I saved my favorite combo for last. I should just start looking at Fifth Dawn now, because I'm not going to top this one no matter how much I leaf through the Darksteel spoiler. Take a gander at this wacky little number:
It doesn't seem like much. Six mana for a 50-50 shot at a creature? Nine mana for a 75% chance to have a 2/2 flier? There are better ways to get one! It's quite a decent Limited card because it strongly deters your opponent from attacking if you have Wirefly potential, and it is a repeatable creature source. But it seemingly has no place in Constructed, especially since that last clause keeps the Wireflies in check, and thus stunts your fun. Unless… Unless… Unless… all… your… opponent's… creatures…were Wireflies!!!
This is not what the card was designed to do. This is a clear violation of flavor, intent, and all sense of fair play. This is nigh unto a crime against nature (which is what got me talkin' all high-falutin' with the “nigh” and the “unto” and all)! Wirefly Hive says “destroy all Wireflies” because it doesn't want you to keep building a squadron until you have five or six or eighty-seven Wireflies in play.
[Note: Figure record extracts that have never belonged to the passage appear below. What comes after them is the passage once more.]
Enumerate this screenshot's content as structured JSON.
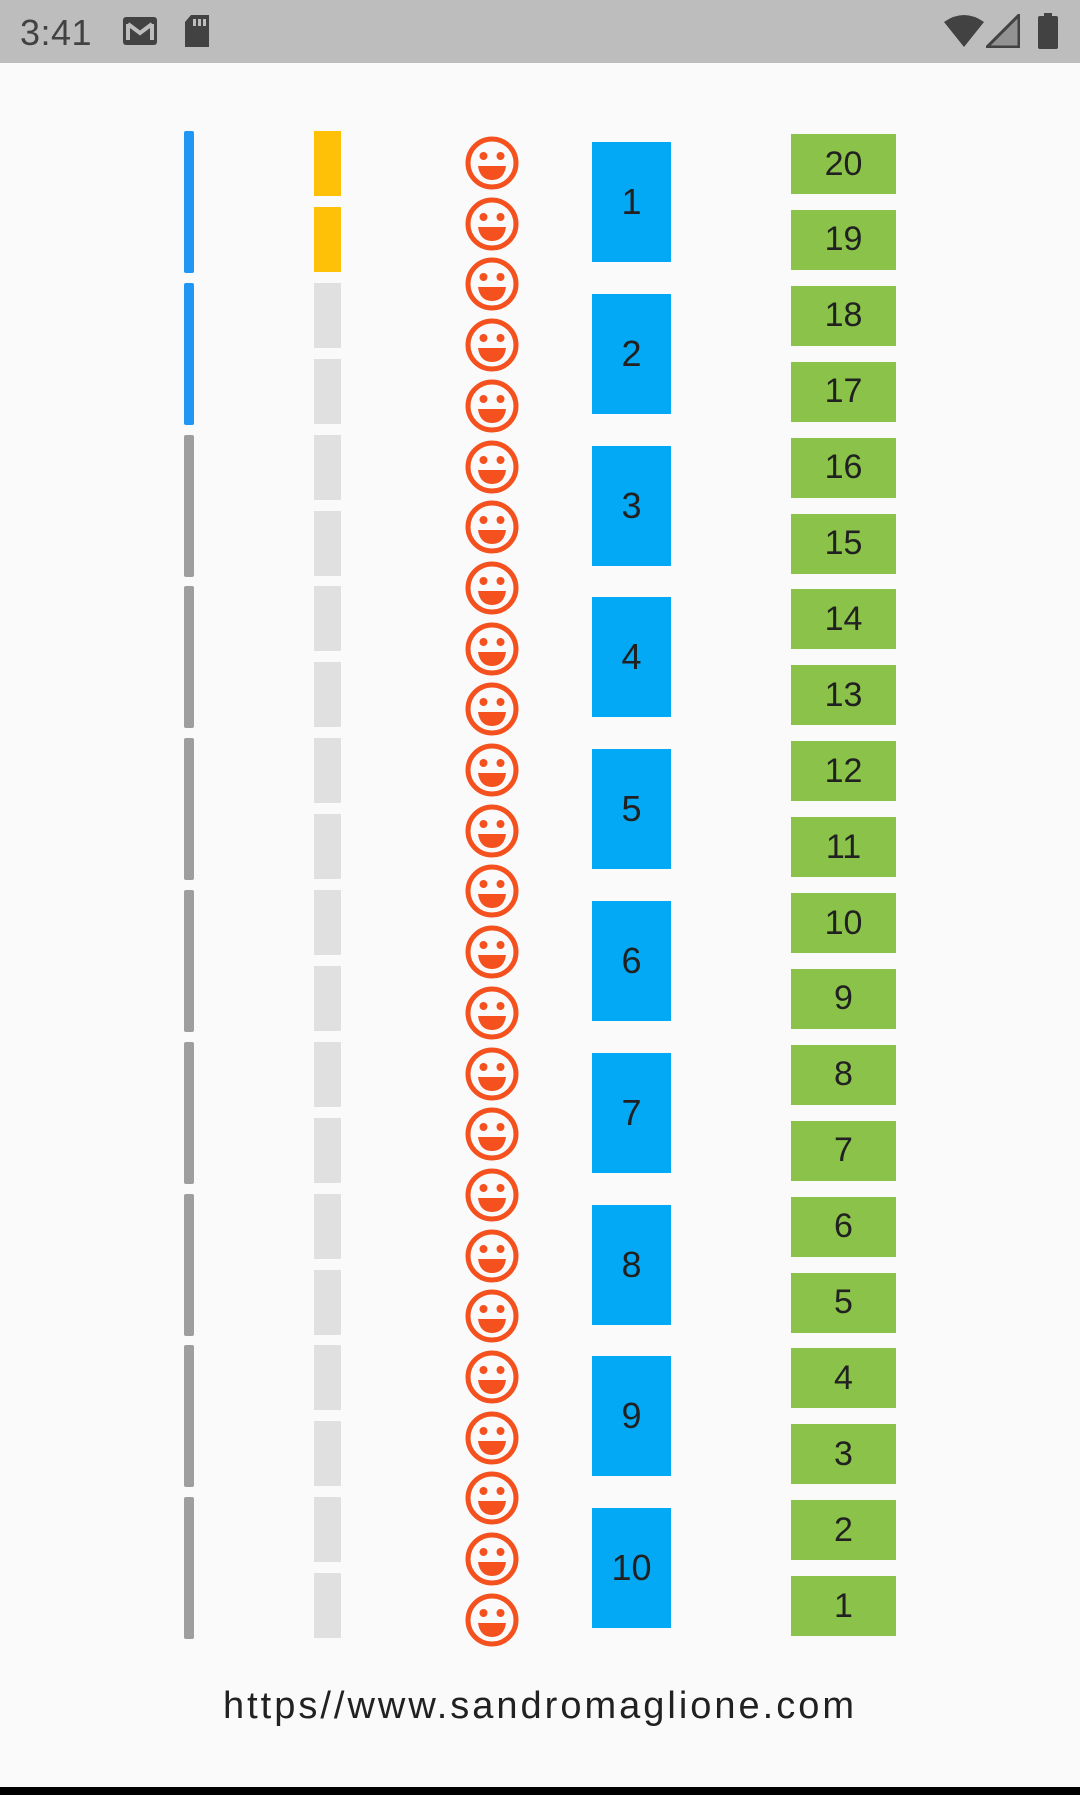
{
  "status_bar": {
    "time": "3:41",
    "icons": [
      "gmail-icon",
      "sd-card-icon",
      "wifi-icon",
      "signal-icon",
      "battery-icon"
    ]
  },
  "colors": {
    "status_bar_bg": "#bdbdbd",
    "progress_active": "#2196f3",
    "progress_inactive": "#9e9e9e",
    "step_active": "#ffc107",
    "step_inactive": "#e0e0e0",
    "smiley": "#f4511e",
    "blue_box": "#03a9f4",
    "green_box": "#8bc34a"
  },
  "progress_segments": {
    "total": 10,
    "active": 2
  },
  "step_segments": {
    "total": 20,
    "active": 2
  },
  "smiley_count": 25,
  "blue_boxes": [
    "1",
    "2",
    "3",
    "4",
    "5",
    "6",
    "7",
    "8",
    "9",
    "10"
  ],
  "green_boxes": [
    "20",
    "19",
    "18",
    "17",
    "16",
    "15",
    "14",
    "13",
    "12",
    "11",
    "10",
    "9",
    "8",
    "7",
    "6",
    "5",
    "4",
    "3",
    "2",
    "1"
  ],
  "footer": {
    "url": "https//www.sandromaglione.com"
  }
}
It doesn't include that clause to act as a selective Wrath of God.
But that's what we're going to use it for.
Pair it with Imagecrafter and it can pick off creatures—if you lose the flip. (That's what makes this whole endeavor feel really dirty: to work properly, you have to lose the flip!) Pair it with Standardize and you have a shot at a Wrath, dependent on the coin flip. But I'm just building up to the good one… and here it is: Pair Wirefly Hive with Unnatural Selection and you've twisted the game into a grotesque shadow of its former self. That's a Wirefly, that's a Wirefly, that's a Wirefly… destroy all Wireflies! Blue enchantment + token producer = selective mass coin-flip-dependent creature destruction! Ye gods! Oh Richard Garfield, why have you forsaken us?
“Unnatural” is putting it lightly…
The fun doesn't end there. Toss in March of the Machines, and you can use the Selection-Hive engine to blow up artifacts as well! Goblin Pyromancer is a guaranteed one-shot version of the Hive's ability, so it seems like a fine addition for purposes of redundancy (and lunacy). The deck is clearly asking for Krark's Thumb, so in it goes. And now that the Thumb is in, since the deck is already Online Extended in format and I have alternate victory conditions on the brain, I might as well make it a Chance Encounter deck. It doesn't have to be. You could go simple beatdown. The game gets relatively easy when you can knock out every creature (and, with more difficulty, artifact) your opponent plays. But the deck layout below would look pretty dumb with only Hive, Thumb, and Selection in there, so here's a whole 60 cards:
And remember: When you lose the Wirefly Hive flip, it will always destroy Mistform Ultimus.